Read a random page from Foxe's Actes and Monuments of these Latter and Perillous Days, and you'll soon realize that the martyrs of the past had it pretty easy. William Tyndale, for instance, was strangled before being burned at the stake.
This basic courtesy has been denied Dr. Jim Buckee, who is being immolated -- figuratively speaking -- while in full possession of his senses.
Dr Jim Buckee says he feels like a heretic, persecuted for his views and treated like an outcast. His crime? Being a climate change sceptic.Dr. Buckee, who has no one on his side but sympathetic journalists and media outlets, countless interlocking conservatarian thinktanks, a fair number of influential politicians, and the oil and gas industry he served so honorably, "believes human behaviour has no effect on the climate." Not only that, but we're about to enter a global cooling period. And furthermore, "it's teh sun, stupid!"
Next week the former chief executive of the oil and gas firm Talisman, who has a PhD in astrophysics from the University of Oxford, will try to convince others that climate change has nothing to do with human activity.
Scientists who have seen evidence against each of these propositions believe that Buckee's wrong, which naturally means that they comprise a new Holy Vehm:
"Any dissension is like a heresy," he says. "People are stamped on so they can't be heard. That has religious overtones."I'm impressed by Buckee's courage, Lord knows. But let's also have a round of applause for Jenny Haworth and her paper The Scotsman, who have dared to record the words of this brave man, despite the likelihood that Haworth will be prosecuted under the State Secrets Act, and the paper will be turned into an official organ of the Alliance for Green Socialism by an act of Parliament.
Please be advised that Dr. Buckee doesn't like wind farms unless they're "economic." Most of them, however, are "non-economic," in the sense that the government makes them viable through incentives and subsidies, which is what distinguishes wind farms from coal mines and nuclear plants.
That is Dr. Buckee's view of the matter. You would do well to make it your own.
Also, just because Dr. Buckee is a heretic, and has had his tongue pierced -- figuratively speaking -- by the white-hot poker of professional disagreement, don't go thinking that his views are somehow out of the mainstream.

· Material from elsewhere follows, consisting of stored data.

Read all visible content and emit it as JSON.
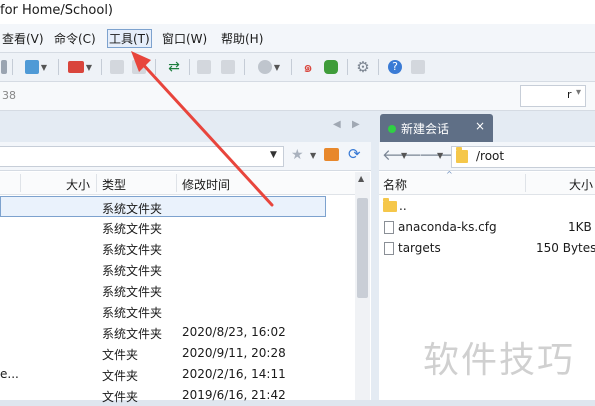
{
  "title": {
    "text": "for Home/School)"
  },
  "menu": {
    "items": [
      "查看(V)",
      "命令(C)",
      "工具(T)",
      "窗口(W)",
      "帮助(H)"
    ]
  },
  "address": {
    "left_fragment": "38",
    "right_value": "r"
  },
  "tab": {
    "label": "新建会话",
    "close": "×"
  },
  "left_pane": {
    "columns": {
      "size": "大小",
      "type": "类型",
      "modified": "修改时间"
    },
    "rows": [
      {
        "name": "",
        "size": "",
        "type": "系统文件夹",
        "modified": ""
      },
      {
        "name": "",
        "size": "",
        "type": "系统文件夹",
        "modified": ""
      },
      {
        "name": "",
        "size": "",
        "type": "系统文件夹",
        "modified": ""
      },
      {
        "name": "",
        "size": "",
        "type": "系统文件夹",
        "modified": ""
      },
      {
        "name": "",
        "size": "",
        "type": "系统文件夹",
        "modified": ""
      },
      {
        "name": "",
        "size": "",
        "type": "系统文件夹",
        "modified": ""
      },
      {
        "name": "",
        "size": "",
        "type": "系统文件夹",
        "modified": "2020/8/23, 16:02"
      },
      {
        "name": "",
        "size": "",
        "type": "文件夹",
        "modified": "2020/9/11, 20:28"
      },
      {
        "name": "e...",
        "size": "",
        "type": "文件夹",
        "modified": "2020/2/16, 14:11"
      },
      {
        "name": "",
        "size": "",
        "type": "文件夹",
        "modified": "2019/6/16, 21:42"
      }
    ]
  },
  "right_pane": {
    "path": "/root",
    "columns": {
      "name": "名称",
      "size": "大小"
    },
    "rows": [
      {
        "name": "..",
        "size": "",
        "icon": "folder-icon"
      },
      {
        "name": "anaconda-ks.cfg",
        "size": "1KB",
        "icon": "file-icon"
      },
      {
        "name": "targets",
        "size": "150 Bytes",
        "icon": "file-icon"
      }
    ]
  },
  "watermark": {
    "text": "软件技巧"
  },
  "colors": {
    "accent_tab": "#5f6f86",
    "status_dot": "#2fd044",
    "arrow": "#e8453c",
    "selection_border": "#7da2ce"
  }
}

"I think it is the dominant view in professional science circles," he says.Why shouldn't it be? All climatologists can read and understand the data at least as well as Dr. Buckeee, and they surely agree with Donne's claim, regarding the sun, that "thy duties be to warm the world." If they won't admit it, they must be afraid. And if they're afraid, someone must have frightened them. QED!
Above all, don't imagine that Dr. Buckee's career in the energy industry has warped his perceptions. If he had any conflict of interest, he'd keep quiet in order to avoid scandal and contention:
"A vested interest would make me shut up because it would drag up controversy," he says.At this point, Ms. Haworth buckles under the pressure of the Warming Cult, and devotes the rest of her article to people who think that Buckee's a self-aggrandizing schmuck with a poor grasp of the facts.
Mr McLaren says that, far from having their views suppressed, sceptics have been given too much exposure.Harsh words, alongside of which the terrors of the bastinado are as nothing. But at least Dr. Buckee can take some satisfaction in the fact that Haworth's treachery proves his point: why would she go to the trouble of
"It has been massively damaging on a public and political level that the views of a small minority of ill-informed sceptics have been given virtually equal weight to the consensus of the scientific community by the majority of the mainstream media," he says.
"Something that's contrary to the accepted wisdom is more likely to be seen as news. If a scientist stood up and said the IPCC was right, there wouldn't be any news."
That being the case, Buckee would be wise to follow the example of John Hooper, Bishop of Gloucester and Worcester, who, having been placed upon the stake and set alight, "said with an indifferent loud voice, For God's love, good people, let me have more fire!"
1 comment:
Ah, Buckee, so impetuous with his honesty. A pity his interlocutor didn't go on to elicit his forthrightness on the cooperation of international oil companies (such as Talisman) with quasi-theocratic autocracies (such as would be found ruling from, say, Khartoum) in the oppression of more southerly indigenous peoples (as would be found in southern Sudan, but really, who takes notice). I'm sure that he would have been happy to explain how Talisman was totally neutral in any long-standing civil wars in Africa countries where it was drilling, and that any appearance of collusion with any Islamist governments that happened to be loitering about the place was truly illusory, and correlation does not equal causation, and anyway it's all due to the activities of the sun.
Jesus, Phila, I don't know how you do it. I had to stop three times for breath there. Mind you, I gave a four-hour lecture this afternoon.
Anyway thanks for excoriating the disgusting Buckee, who offends the air with his own personal pong of moral squalor notable even in the feculent atmosphere of the Calgary Oil Patch.